A discussão sobre a prática de beijar crianças na boca tem ganhado destaque, com opiniões divergentes entre pais e especialistas. O autor de uma coluna recente expressa sua posição contrária a essa prática, afirmando que não é apropriado. Ele levanta questões sobre a normalização desse ato e suas possíveis implicações.

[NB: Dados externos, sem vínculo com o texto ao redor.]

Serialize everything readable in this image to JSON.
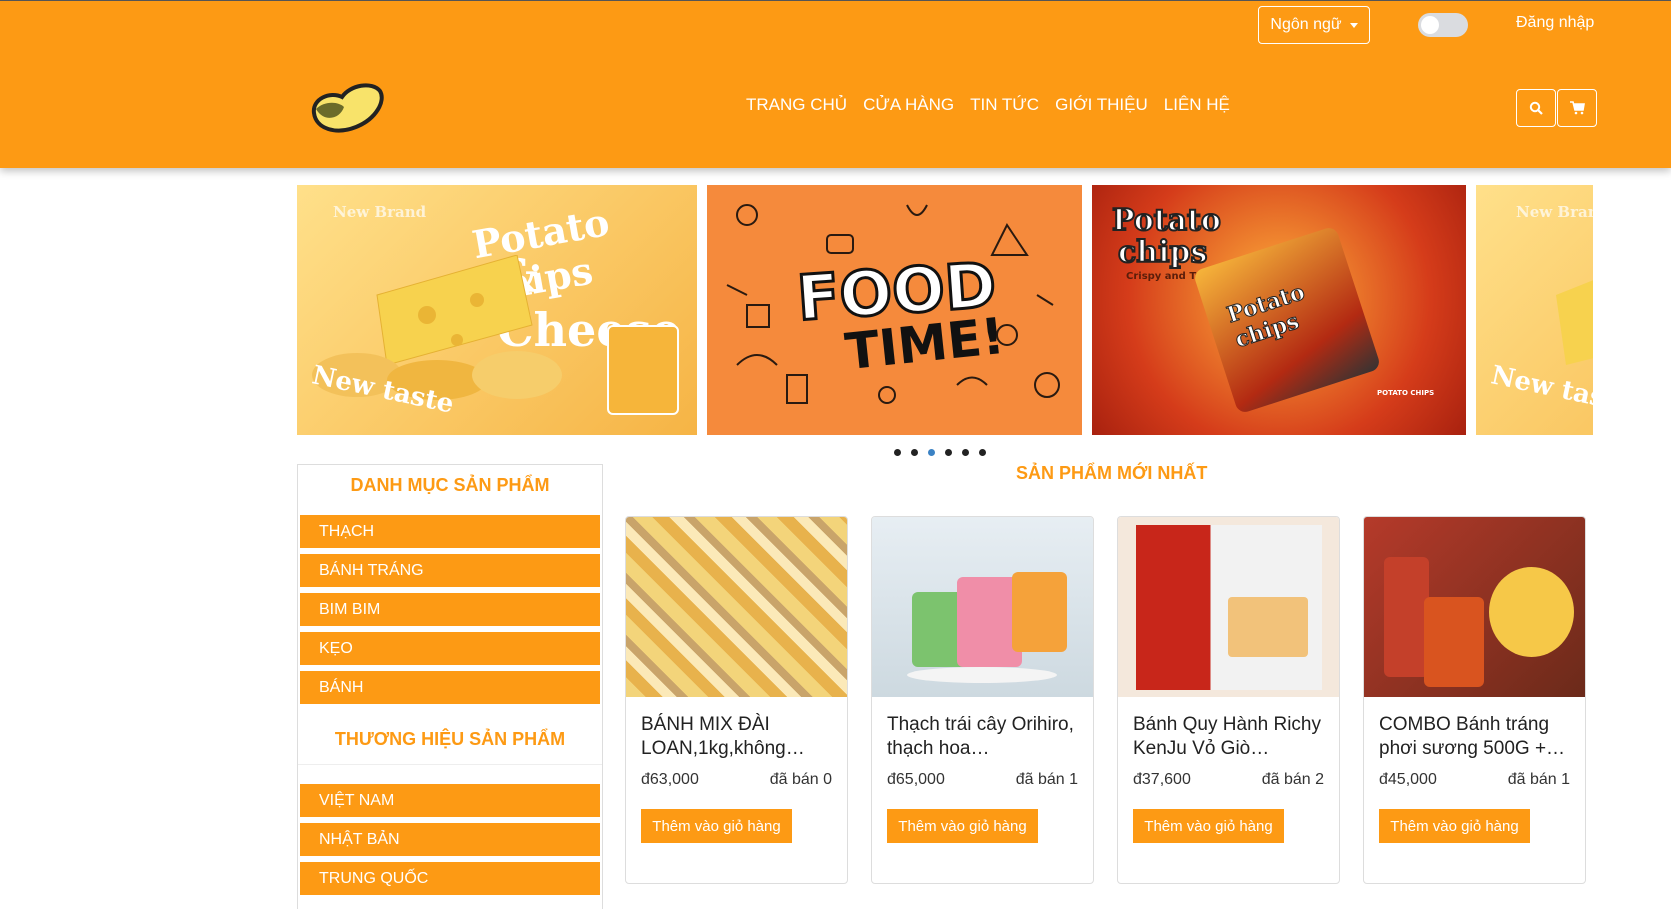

O autor observa que, embora muitos pais considerem o beijo na boca uma demonstração de afeto, para outros, essa ação pode ser vista como estranha ou até mesmo como uma forma de abuso. A coluna se concentra especificamente em beijos entre pais e crianças pequenas, excluindo adolescentes. O autor menciona que, mesmo situações como receber beijos de avós podem ser desconfortáveis, e questiona se o beijo dos pais não é ainda mais problemático.
O texto convida os leitores a refletirem sobre o tema e a compartilharem suas opiniões nos comentários. O autor se propõe a apresentar argumentos a favor e contra essa prática, embora admita que será difícil encontrar justificativas que sustentem o beijo na boca entre pais e filhos. A discussão continua a ser relevante em várias culturas, refletindo diferentes visões sobre a expressão de afeto familiar.